Потом я вижу Брэма. Всего на секунду, во время рывка к стене, он попадает в луч прожектора, и свет очерчивает его, словно на фотографии. А потом тьма снова поглощает его, и мгновение спустя раздается оглушительный грохот, и прожектор гаснет.

Я вскакиваю и мчусь к стене. Я ловлю себя на том, что кричу, но не могу ни разобрать слов, ни сосредото­читься на чем-либо, кроме стены и сторожевой вышки над ней. Теперь, когда прожектор погас, силуэт вышки, подсвеченный луной и рассеянным светом города, сде­лался особенно четким. В пятнадцати футах от стены я прижимаюсь к стволу молодого дуба. Я зажимаю «кошелек нищего» между ног и принимаюсь сражать­ся со спичками. Первая шипит и гаснет.

— Ну давай же, давай! — бормочу я. У меня дрожат руки. Вторая и третья спички тоже не хотят гореть.

Стаккато выстрелов разрывает тишину. Судя по звукам, часовые стреляют вслепую, наугад, и я возно­шу короткую молитву, чтобы Брэм уже успел отсту­пить за деревья, спрятаться, укрыться — и смотрит, чтобы убедиться, что остальная часть плана идет как надо.

Четвертая спичка наконец разгорается. Я перехва­тываю бутылку, подношу кончик спички к тряпке и смотрю, как тот вспыхивает белым, жарким пламенем.

А потом я выбираюсь из-под защиты деревьев, де­лаю глубокий вдох и бросаю бутылку.

Бутылка, вращаясь, летит к стене — невообрази­мый круг пламени. Я напрягаюсь, ожидая взрыва, но его нет. Горящая тряпка вываливается из горлышка бутылки и плывет к земле. Я слежу за ее полетом, словно загипнотизированная, — она летит, кренясь, будто подбитая огненная птица, и падает в подлесок у подножия стены. Бутылка разбивается об бетон, не причинив никакого вреда.

— Что за черт? Теперь-то в чем дело?

— Похоже, огонь.

— Возможно, твоя хренова сигарета.

— Хватит подкалывать, дай лучше шланг.

Тревоги все нет. Возможно, стражники привыкли к актам вандализма со стороны заразных, и ни разби­того прожектора, ни непонятного огонька не хватает, чтобы заставить их забеспокоиться. Возможно, это не имеет особого значения - диверсия Алекса, Пиппы и Биста намного важнее и ближе к месту действия, - Но я боюсь, что их план мог тоже сорваться. И город так и остался полон стражников, готовых, сытых, внима­тельных.

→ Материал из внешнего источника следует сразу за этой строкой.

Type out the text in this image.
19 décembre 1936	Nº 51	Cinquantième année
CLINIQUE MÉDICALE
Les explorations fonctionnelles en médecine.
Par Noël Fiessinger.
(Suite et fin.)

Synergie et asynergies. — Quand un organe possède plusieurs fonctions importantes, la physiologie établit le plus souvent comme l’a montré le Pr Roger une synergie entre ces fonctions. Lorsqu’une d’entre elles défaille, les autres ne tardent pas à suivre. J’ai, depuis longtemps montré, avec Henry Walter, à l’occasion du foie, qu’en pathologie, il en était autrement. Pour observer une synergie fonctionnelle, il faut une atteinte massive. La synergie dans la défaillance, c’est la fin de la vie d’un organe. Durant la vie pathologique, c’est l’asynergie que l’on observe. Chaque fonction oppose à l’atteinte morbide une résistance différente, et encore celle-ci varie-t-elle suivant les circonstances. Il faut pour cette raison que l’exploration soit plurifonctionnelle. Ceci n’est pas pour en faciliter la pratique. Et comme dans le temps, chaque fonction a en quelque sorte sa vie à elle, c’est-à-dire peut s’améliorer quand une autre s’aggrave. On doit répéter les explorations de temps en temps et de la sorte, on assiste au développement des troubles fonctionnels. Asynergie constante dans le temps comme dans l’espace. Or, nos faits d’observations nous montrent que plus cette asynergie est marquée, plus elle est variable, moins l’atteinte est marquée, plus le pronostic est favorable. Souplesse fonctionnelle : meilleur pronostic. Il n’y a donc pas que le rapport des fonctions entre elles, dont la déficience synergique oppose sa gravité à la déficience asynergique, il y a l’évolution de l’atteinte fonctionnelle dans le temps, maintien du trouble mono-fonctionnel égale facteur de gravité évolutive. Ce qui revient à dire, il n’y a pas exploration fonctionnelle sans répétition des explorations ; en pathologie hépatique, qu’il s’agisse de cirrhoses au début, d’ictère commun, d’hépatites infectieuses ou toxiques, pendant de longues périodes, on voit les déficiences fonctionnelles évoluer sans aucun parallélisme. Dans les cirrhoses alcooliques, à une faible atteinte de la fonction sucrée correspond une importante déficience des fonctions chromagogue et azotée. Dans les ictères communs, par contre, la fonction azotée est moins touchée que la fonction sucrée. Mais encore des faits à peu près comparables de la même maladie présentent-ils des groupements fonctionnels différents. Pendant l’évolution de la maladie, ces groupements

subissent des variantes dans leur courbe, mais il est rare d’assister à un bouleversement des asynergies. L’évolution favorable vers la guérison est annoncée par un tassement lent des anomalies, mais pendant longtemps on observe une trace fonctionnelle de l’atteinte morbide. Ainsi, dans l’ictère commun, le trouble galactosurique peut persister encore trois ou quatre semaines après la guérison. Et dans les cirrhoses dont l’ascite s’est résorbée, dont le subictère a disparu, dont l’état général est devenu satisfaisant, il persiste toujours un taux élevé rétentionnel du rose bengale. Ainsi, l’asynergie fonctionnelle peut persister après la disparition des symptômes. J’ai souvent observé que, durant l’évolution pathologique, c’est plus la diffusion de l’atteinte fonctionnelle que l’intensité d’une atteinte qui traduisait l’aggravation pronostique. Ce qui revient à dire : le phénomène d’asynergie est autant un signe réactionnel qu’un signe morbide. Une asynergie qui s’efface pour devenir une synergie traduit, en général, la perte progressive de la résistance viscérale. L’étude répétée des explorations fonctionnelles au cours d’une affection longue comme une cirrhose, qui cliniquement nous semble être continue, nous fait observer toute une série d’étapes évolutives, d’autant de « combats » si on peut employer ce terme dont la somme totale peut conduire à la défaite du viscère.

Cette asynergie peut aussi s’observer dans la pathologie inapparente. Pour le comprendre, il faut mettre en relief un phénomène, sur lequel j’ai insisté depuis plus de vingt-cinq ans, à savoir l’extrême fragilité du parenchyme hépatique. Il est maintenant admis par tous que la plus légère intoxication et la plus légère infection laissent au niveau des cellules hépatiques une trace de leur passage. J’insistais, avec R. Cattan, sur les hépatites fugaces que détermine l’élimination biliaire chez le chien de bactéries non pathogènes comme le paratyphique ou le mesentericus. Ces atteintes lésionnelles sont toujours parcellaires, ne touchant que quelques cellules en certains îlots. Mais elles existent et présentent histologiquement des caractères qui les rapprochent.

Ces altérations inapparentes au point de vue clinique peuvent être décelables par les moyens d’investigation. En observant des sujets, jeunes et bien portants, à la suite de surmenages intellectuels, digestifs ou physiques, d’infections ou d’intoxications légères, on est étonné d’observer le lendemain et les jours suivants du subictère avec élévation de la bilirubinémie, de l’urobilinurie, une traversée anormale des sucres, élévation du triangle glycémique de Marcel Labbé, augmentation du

И Рэйвен, Тэк, Джулиан и остальные идут на бойню.

Даже не осознав, что я решила двигаться, я снова подхватываюсь и мчусь к дубу у стены, который, по­хоже, способен выдержать мой вес. Я знаю лишь одно: надо перебраться через стену и самой поднять тревогу. Я упираюсь ногой в развилку в стволе и подтягиваюсь. Я слабее, чем была прошлой осенью, — тогда я взбира­лась на деревья каждый день, легко и непринужденно. А вот теперь с глухим стуком срываюсь наземь.

— Что ты делаешь?

Я оборачиваюсь. Из-за деревьев выныривает Корал.

— Это ты что делаешь?

Я поворачиваюсь обратно к дереву и предприни­маю еще одну попытку, на этот раз ухватившись по-другому. Нет времени, нет времени, нет времени!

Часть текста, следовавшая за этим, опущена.